Well...all of this stuff went on for a year or so.....then the news folks got ahold of the story. The holdings went to the national office, and the state guys were left asking questions but getting nowhere. Meanwhile....Gurlitt went to court, and triggered some hefty weight on the government's position.
This week, an odd event occurred. The federal government of Germany has reached a conclusion and wrote an agreement with Mr Gurlitt. He gets his entire collection back. There is suspicion that three-percent of the collection....likely twenty paintings more or less...are Jewish property. They put the rule into effect.....those paintings might be taken if a court rules as such. But.....you only have one year to get the court to settle this little ownership problem. After that....it's over completely.
Naturally, the Jewish folks are furious. They suspect the bulk of the collection is unfairly held by Gurlitt. Even if the Jewish family sold the paintings to his father.....it was a threat-sales, which in their mind.....is unfair. Everything ought to be returned. But then, there's the issue that some purchases were done way before the Nazis ever came around to run Germany.
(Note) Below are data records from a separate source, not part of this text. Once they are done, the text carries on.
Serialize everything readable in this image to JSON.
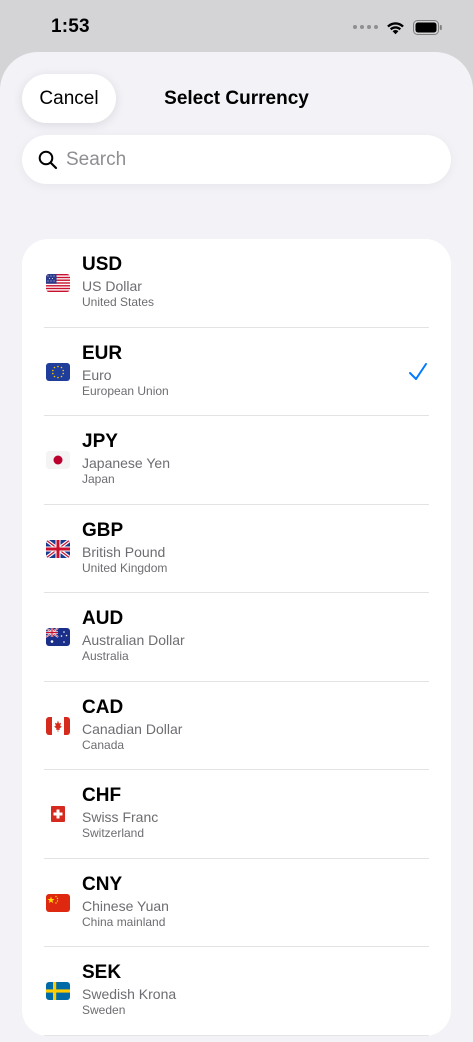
{
  "status_bar": {
    "time": "1:53"
  },
  "header": {
    "cancel_label": "Cancel",
    "title": "Select Currency"
  },
  "search": {
    "placeholder": "Search",
    "value": ""
  },
  "selected_code": "EUR",
  "currencies": [
    {
      "code": "USD",
      "name": "US Dollar",
      "country": "United States",
      "flag": "us-flag"
    },
    {
      "code": "EUR",
      "name": "Euro",
      "country": "European Union",
      "flag": "eu-flag"
    },
    {
      "code": "JPY",
      "name": "Japanese Yen",
      "country": "Japan",
      "flag": "jp-flag"
    },
    {
      "code": "GBP",
      "name": "British Pound",
      "country": "United Kingdom",
      "flag": "gb-flag"
    },
    {
      "code": "AUD",
      "name": "Australian Dollar",
      "country": "Australia",
      "flag": "au-flag"
    },
    {
      "code": "CAD",
      "name": "Canadian Dollar",
      "country": "Canada",
      "flag": "ca-flag"
    },
    {
      "code": "CHF",
      "name": "Swiss Franc",
      "country": "Switzerland",
      "flag": "ch-flag"
    },
    {
      "code": "CNY",
      "name": "Chinese Yuan",
      "country": "China mainland",
      "flag": "cn-flag"
    },
    {
      "code": "SEK",
      "name": "Swedish Krona",
      "country": "Sweden",
      "flag": "se-flag"
    }
  ],
  "colors": {
    "accent": "#007aff",
    "background": "#f2f2f7"
  }
}
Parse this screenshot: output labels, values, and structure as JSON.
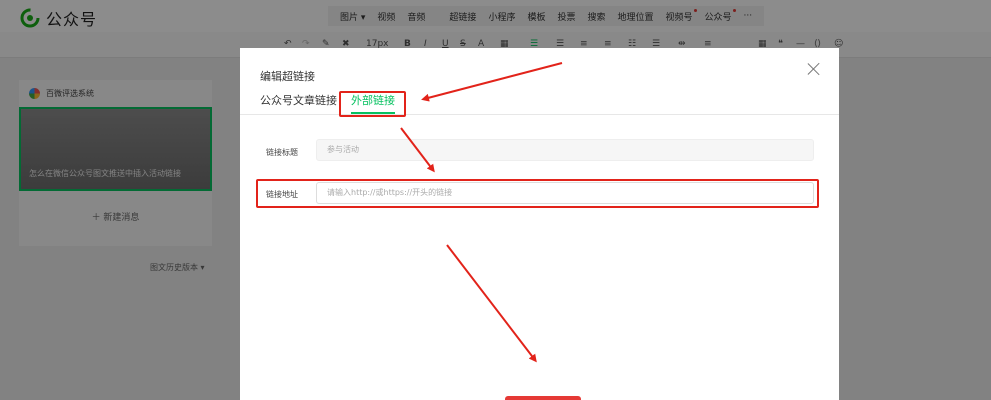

There's also some hostility by the Bavarian authorities. They believe this affair is not ended, and that Gurlitt is unfairly holding a vast collection of art. They won't cite the law affected by the event....but they aren't happy about the federal decision.
I suspect that the German court system quietly sat down with the customs folks and national authority and asked some stupid questions. Most of the collection has a paper trail, and to suggest illegal purchases.....is wrong. Adding to the mess....what started this was a tax collection issue....not a art ownership issue.
Presently, Gurlitt has one significant issue. Taxes that are unpaid. I'm guessing that a state tax office in Bavaria is working maximum hours and trying to come to some number.....ever so precise in nature. Penalty fees, and such.....will figure into this. I would guess it's in excess of ten million Euro. Gurlitt will react by selling enough paintings to cover the taxes owed, and then quietly grin as he walks away, with the bulk of his collection
Worthy of a movie production? Yes. When you toss in art, Nazis, secret sales, police, taxes, and culture....you've got a five-star script.
An event ended? Well....there is one thing that I see as an issue. Mr Gurlitt is a bit on the old side, and one has to wonder....who is the person that gets the collection next? Would Gurlitt take the collection and leave Germany.....to hinder the German inheritance tax requirements? Would the Jews follow Gurlitt?
As we say in America....it's NOT OVER, until the fat lady sings.